JPG vs PNG: Which is best?

When it comes to picture file formats, there is no such thing as a one-size-fits-all solution.

With so many options for saving and exporting your images, deciding might be difficult.

Let's compare two of the most used file formats, JPG and PNG, as well as when and why to use each.


When deciding the picture file format to use, there are two key questions to consider.


Firstly, what kind of image is it?

Is it a simple photograph of your dog or a professional graphic with a business purpose?

Will it need to be changed or resized from what it is now?


Second, what are your plans for this image?

Will it be made available on the company's website?

Will it be for your own personal use, or will it be for business?


The answers to these questions will assist you in determining the best file type for you.


JPG Files

The jpg image file type was created to make large photographic files smaller to be easily shared.

When an image is converted to a JPG, some quality is lost.

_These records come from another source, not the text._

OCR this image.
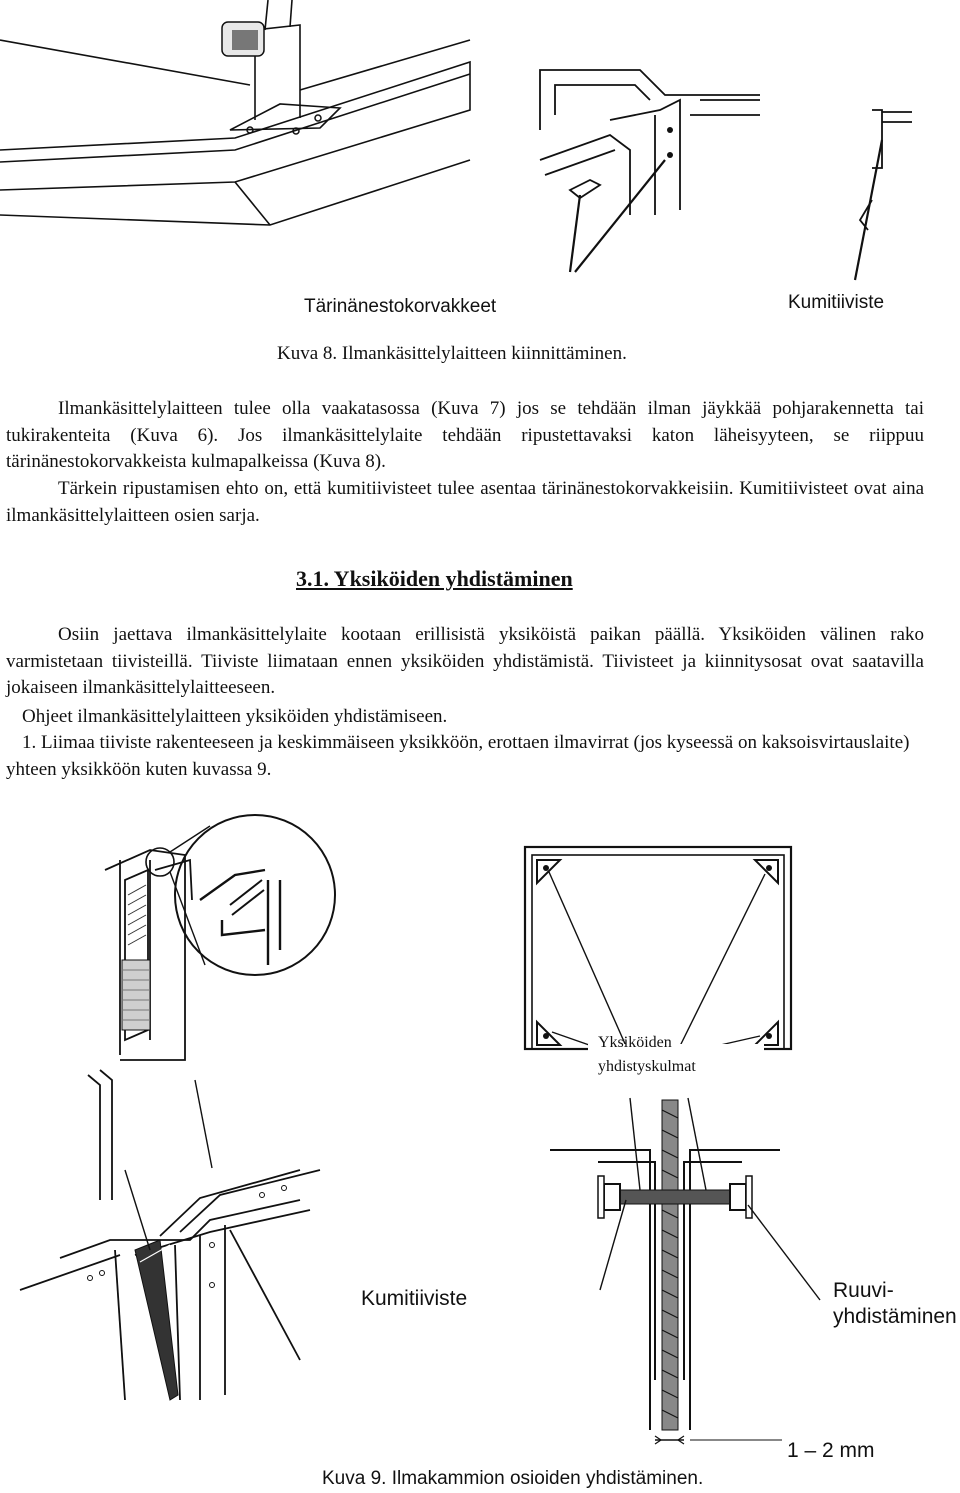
Tärinänestokorvakkeet	Kumitiiviste
Kuva 8. Ilmankäsittelylaitteen kiinnittäminen.
Ilmankäsittelylaitteen tulee olla vaakatasossa (Kuva 7) jos se tehdään ilman jäykkää pohjarakennetta tai tukirakenteita (Kuva 6). Jos ilmankäsittelylaite tehdään ripustettavaksi katon läheisyyteen, se riippuu tärinänestokorvakkeista kulmapalkeissa (Kuva 8).
Tärkein ripustamisen ehto on, että kumitiivisteet tulee asentaa tärinänestokorvakkeisiin. Kumitiivisteet ovat aina ilmankäsittelylaitteen osien sarja.
3.1. Yksiköiden yhdistäminen
Osiin jaettava ilmankäsittelylaite kootaan erillisistä yksiköistä paikan päällä. Yksiköiden välinen rako varmistetaan tiivisteillä. Tiiviste liimataan ennen yksiköiden yhdistämistä. Tiivisteet ja kiinnitysosat ovat saatavilla jokaiseen ilmankäsittelylaitteeseen.
Ohjeet ilmankäsittelylaitteen yksiköiden yhdistämiseen.
1. Liimaa tiiviste rakenteeseen ja keskimmäiseen yksikköön, erottaen ilmavirrat (jos kyseessä on kaksoisvirtauslaite) yhteen yksikköön kuten kuvassa 9.
Yksiköiden
yhdistyskulmat
Kumitiiviste	Ruuvi-
yhdistäminen
1 – 2 mm
Kuva 9. Ilmakammion osioiden yhdistäminen.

The reason for this is that the compression used is lossy, meaning that some superfluous data is permanently destroyed - each time the image is saved...

But a JPG does enable you to create smaller file sizes than a PNG.


PNG Files

The most important benefit of a png file is that, unlike a jpg file, they support transparency.

This allows for a transparent background around an irregular shape.

File compression for a png file is lossless, meaning the file retains all its data during the process, giving you the highest possible quality over time.


If you want to share your photo on social media, then it’s best to use a jpg for its smaller file size.

If you take a screenshot you want to use later in marketing material, then a png will be better. The file size may be bigger, but it will keep its quality each time it’s saved.


PNG’s are best for images with hard lines like logos and illustrations using vector graphics – those with flat colour, hard lines, and text.
Whereas images like photos for albums and galleries are best suited to jpg.


Ultimately neither format is better than the other - it’s a matter of which one is best suited for your needs.